The latest GfK TEMAX report, on the Technical Consumer Goods (TCG) market in Q1, 2012, identifies a dramatic 19 percent drop in the value of the Photo segment.
GfK bases these figures on input from a panel of ‘bricks and mortar’ retailers, and doesn’t measure domestic or offshore online sales. The Photo category as measured by GfK includes cameras, camcorders and printers, and excludes all accessories and printing services.
The far larger Consumer Electronics segment (TVs, audiovisual, DVD players, etc) has been hit even harder, declining just over 20 percent. But in the face of challenging conditions, GfK says the 2 percent year-on-year value decline experienced overall by the Technical Consumer Goods (TCG) market in the Q1, 2012 quarter ‘was something of a triumph’.

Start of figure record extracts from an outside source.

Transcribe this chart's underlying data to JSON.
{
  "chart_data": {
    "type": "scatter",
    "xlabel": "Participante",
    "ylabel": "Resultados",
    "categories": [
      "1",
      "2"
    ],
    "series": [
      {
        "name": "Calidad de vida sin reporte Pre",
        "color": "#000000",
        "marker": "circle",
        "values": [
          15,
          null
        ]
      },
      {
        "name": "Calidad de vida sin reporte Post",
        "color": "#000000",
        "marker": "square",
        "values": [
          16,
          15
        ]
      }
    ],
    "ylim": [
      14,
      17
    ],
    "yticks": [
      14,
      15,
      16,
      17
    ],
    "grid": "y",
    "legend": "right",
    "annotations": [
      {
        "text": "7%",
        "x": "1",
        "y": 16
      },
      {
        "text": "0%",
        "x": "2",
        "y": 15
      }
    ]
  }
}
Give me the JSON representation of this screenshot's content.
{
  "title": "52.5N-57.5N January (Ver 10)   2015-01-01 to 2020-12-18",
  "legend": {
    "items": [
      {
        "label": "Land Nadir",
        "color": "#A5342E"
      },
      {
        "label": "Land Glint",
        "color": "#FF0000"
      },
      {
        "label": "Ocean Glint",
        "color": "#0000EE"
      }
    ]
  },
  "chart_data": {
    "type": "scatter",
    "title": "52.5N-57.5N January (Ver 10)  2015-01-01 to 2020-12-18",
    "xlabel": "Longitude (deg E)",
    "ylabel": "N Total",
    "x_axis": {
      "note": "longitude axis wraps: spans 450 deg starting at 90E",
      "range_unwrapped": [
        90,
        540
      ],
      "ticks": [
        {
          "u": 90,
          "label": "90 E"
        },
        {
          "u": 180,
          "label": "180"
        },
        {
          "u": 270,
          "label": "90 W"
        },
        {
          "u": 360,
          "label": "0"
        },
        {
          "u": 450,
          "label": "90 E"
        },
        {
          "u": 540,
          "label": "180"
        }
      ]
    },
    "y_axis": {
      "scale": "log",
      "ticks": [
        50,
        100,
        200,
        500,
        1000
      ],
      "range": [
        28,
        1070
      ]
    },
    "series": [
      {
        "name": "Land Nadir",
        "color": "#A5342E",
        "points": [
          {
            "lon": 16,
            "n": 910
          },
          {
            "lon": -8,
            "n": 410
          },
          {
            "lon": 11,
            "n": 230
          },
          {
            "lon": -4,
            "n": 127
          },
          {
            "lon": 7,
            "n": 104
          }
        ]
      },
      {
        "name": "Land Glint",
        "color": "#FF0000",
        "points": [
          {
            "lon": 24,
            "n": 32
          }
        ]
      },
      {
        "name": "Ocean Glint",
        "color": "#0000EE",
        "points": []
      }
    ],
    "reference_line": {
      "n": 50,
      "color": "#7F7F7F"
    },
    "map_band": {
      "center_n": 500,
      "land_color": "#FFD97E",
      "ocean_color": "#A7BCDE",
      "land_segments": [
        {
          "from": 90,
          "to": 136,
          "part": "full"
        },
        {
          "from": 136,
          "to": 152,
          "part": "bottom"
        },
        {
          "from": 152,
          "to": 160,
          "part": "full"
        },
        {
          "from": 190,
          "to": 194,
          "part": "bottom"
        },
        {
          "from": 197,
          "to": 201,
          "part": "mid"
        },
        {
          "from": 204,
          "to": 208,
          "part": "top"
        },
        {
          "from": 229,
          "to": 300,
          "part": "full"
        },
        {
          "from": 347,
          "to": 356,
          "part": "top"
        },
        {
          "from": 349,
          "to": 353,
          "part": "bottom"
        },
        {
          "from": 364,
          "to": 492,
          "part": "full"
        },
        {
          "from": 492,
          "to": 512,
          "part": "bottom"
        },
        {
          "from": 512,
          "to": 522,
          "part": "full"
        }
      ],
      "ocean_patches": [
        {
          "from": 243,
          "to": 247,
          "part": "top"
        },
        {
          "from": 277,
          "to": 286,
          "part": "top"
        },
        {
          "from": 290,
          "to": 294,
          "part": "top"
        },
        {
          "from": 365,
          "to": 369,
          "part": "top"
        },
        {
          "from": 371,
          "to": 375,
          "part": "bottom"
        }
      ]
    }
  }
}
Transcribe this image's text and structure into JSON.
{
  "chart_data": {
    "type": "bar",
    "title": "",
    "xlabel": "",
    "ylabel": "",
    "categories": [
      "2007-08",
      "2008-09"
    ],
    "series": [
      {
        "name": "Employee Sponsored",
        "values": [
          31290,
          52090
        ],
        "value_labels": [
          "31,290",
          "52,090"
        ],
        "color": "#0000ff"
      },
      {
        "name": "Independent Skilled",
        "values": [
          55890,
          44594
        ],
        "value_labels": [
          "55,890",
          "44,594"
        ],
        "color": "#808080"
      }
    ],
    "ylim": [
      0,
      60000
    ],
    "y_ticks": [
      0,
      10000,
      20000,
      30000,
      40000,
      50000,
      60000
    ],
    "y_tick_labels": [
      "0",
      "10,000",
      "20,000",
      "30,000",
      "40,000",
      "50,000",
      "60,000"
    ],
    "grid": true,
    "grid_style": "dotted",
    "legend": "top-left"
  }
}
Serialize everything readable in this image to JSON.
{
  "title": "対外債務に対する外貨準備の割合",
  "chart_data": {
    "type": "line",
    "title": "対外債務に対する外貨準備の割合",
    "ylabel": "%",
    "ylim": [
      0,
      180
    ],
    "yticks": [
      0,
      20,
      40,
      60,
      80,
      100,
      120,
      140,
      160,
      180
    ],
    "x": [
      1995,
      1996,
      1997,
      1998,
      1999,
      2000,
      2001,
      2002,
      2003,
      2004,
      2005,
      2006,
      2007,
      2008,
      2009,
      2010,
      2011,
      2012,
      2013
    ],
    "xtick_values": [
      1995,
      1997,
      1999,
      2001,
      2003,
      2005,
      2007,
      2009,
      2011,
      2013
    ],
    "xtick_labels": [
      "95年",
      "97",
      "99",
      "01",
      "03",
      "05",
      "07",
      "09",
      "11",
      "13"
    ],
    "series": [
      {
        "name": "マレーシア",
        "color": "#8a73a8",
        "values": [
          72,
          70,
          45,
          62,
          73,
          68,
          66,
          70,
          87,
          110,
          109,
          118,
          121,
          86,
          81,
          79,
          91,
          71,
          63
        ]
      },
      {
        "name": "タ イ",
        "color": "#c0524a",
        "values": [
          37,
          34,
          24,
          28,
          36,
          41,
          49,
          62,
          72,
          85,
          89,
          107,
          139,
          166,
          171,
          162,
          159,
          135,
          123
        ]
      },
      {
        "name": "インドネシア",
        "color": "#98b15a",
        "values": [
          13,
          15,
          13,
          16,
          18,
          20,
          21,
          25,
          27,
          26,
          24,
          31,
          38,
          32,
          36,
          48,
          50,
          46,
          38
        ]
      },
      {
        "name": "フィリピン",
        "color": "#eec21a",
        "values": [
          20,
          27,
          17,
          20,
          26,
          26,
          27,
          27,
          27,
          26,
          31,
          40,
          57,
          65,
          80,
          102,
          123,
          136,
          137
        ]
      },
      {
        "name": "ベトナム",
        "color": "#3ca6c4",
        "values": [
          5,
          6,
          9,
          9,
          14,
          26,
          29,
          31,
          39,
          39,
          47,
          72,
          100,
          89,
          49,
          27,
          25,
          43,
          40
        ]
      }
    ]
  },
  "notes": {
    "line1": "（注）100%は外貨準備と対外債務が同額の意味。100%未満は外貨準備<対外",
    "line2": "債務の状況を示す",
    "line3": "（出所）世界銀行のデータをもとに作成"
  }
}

A tough local and global economic climate, soft consumer confidence and a strong Australian dollar also resulted in spend being lured away from the local market.
GfK identifies the Telecommunications (+19 percent) and IT (+2) sectors as almost offseting the value declines in the market.
The 19 percent decline in the value of the Photo sector (Q1 2011 Vs Q1 2012) is seen in a somewhat positive light by GfK, as it was less than the 23 percent experienced in the final quarter of 2011 compared to Q4, 2010 (‘the outlook has improved slightly’).
On to other categories, GfK further noted that minor levels of price erosion across the Major Domestic Appliances sector resulted in revenue decline of 1.3 percent for the quarter, while the unseasonably cool summer did no favours for the Small Domestic Appliances sector, also dropping just over 1 percent in revenue.
Compact system cameras continued their strong volume growth with 30 percent more selling this quarter than in Q1, 2011. In spite of continued volume growth of DSLR models, compact system camera volume share of the changeable lens segment grew to 15 percent (up from 12 percent in Q1 2011).
This performance was helped by more players and more models, with 9 brands actively selling 34 models of compact system cameras during the quarter compared to just 6 brands selling 18 models during the same period last year.
Within the fixed lens camera segment – the hardest hit in the Photo sector in recent times – some positive movements can also be found. Fixed lens cameras with zoom capability of greater than 15x have grown by 36 percent in volume.
While this growth is offset by falling sales in other segments of the compact market, with their higher average price, these high-zoom cameras now represent 23 percent of all value generated by the fixed lens camera market (up from just 9 percent in Q1, 2011).
With smartphones now out-selling mobile phones at a rate of 3 to 1, it appears that consumers have been upgrading from one smartphone to another, fuelling the continued growth of the segment. Despite strong double-digit growth, however, the segment is beginning to show signs of maturity, with the rate of growth slowing significantly since Q4, 2011.
With 180 smartphones available on the market, consumers of this segment now have more choice than ever. New models released during the quarter were in-line with the recent trend towards larger screens and slim form factors, and Android remained the dominant operating system, accounting for over half of the models sold.
The inclusion of new technologies – such as Near Field Communication (NFC) – at the top-end of the smartphone market may help fuel future growth within the segment. Despite the current lack of infrastructure in Australia, NFC capability has increased from less than 1 percent of smartphone sales in Q1, 2011, to 6 percent in Q1, 2012.
While on the one hand bolstering the strong performance of the IT sector, the popularity of webooks, with an average price some 30 percent below that of notebooks, is also contributing to the slowing value growth of the sector.
Webbooks enjoyed a great run in the first quarter of 2012, out-selling note-books in monthly volume for the first time in March, on the back of the iPad 3 launch.
With the sector’s growth sitting at just 2.2 percent, interestingly, Q1, 2012 saw an increase of over $100 in the average selling price of notebooks when compared to Q1, 2011. The proliferation of the new ultrabook form factor – a slimline, fully-featured notebook – is one reason for the average price increase. Continuing supply issues for hard-drive manufacturers, resulting from last year’s Thailand floods, also contributed. This effect can also be seen in the external hard drive segment, with average prices increasing by 29 percent in the quarter.